What does it really mean for AI to be “safe”? What is the bigger danger, being insulted by a computer or having entire industries gutted, putting millions out of a job? You can’t pay rent but hey, at least the AI was nice about it.

What does it mean to have “people-centric” recommendation systems? It’s such an irritatingly corporate and meaningless term. Under one definition, collaborative filtering is already exactly that, but CF led to filter bubbles because it turns out a person’s beliefs aren’t normally distributed.

What does it mean that a system doesn’t misinform? You’re going to need some arbiter of truth. Misleading journalism has been an issue since journalism was born, I don’t think $30 million from Mozilla is going to change that, however high-minded their intentions.
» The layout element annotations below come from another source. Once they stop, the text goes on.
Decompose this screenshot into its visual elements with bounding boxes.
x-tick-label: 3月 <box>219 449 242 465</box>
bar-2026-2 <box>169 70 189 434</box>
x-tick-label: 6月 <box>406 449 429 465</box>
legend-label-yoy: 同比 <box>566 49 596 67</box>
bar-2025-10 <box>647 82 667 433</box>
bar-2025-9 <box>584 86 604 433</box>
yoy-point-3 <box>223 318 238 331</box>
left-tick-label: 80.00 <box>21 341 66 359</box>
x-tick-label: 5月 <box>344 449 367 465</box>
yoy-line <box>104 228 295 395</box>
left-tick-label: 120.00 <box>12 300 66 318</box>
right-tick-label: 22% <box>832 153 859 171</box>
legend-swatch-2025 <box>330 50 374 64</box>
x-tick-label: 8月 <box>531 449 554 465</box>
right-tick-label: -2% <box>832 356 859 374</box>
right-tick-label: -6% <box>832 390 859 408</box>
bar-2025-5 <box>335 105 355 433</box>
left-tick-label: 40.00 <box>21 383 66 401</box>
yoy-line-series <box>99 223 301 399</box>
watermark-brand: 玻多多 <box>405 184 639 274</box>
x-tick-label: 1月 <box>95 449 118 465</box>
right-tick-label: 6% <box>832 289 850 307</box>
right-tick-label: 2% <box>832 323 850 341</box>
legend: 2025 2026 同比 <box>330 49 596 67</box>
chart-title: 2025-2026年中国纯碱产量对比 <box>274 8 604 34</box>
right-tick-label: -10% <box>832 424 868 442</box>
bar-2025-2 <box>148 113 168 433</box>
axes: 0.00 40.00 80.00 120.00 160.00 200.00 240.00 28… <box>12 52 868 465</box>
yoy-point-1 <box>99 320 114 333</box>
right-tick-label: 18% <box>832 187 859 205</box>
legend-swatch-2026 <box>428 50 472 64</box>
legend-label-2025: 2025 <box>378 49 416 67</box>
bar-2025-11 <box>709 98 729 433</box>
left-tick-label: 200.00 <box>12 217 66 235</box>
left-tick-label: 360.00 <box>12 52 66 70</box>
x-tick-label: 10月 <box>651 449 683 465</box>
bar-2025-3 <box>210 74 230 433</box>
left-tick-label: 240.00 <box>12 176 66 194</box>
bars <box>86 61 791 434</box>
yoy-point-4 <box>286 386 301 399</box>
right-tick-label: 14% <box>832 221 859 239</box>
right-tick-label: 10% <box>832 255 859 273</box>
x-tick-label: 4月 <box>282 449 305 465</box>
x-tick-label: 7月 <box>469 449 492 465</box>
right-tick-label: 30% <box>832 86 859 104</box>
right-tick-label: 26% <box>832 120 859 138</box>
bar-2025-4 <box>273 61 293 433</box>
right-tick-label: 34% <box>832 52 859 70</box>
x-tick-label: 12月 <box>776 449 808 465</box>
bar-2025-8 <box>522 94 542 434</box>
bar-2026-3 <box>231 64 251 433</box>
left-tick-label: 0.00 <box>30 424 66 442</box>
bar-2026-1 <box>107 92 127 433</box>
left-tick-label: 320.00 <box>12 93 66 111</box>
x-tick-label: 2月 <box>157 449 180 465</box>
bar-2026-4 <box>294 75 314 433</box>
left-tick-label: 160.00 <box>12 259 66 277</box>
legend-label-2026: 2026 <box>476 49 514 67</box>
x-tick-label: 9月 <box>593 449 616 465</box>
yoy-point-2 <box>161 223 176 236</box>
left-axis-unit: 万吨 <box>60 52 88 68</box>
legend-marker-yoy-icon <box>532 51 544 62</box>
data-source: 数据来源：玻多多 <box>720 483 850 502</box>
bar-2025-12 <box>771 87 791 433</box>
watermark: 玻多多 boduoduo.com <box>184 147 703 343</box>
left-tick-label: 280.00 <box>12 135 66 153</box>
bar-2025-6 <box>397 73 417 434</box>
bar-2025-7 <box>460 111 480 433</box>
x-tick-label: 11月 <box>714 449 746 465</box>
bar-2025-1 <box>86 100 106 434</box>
And that isn’t even getting into technical issues with generative models. I think anyone who has played around with statistical language models like ChatGPT knows that they don’t have a knowledge graph. They are not expert systems. The problem of squaring GOFAI with deep learning is a problem several orders of magnitude larger than Moz has pledged. I’ll bet anything the smartest Google engineers wished they knew how to create an AI that doesn’t misinform before their stock tanked 10%.

But this will be a great resume pad for their VP of whatever to have led.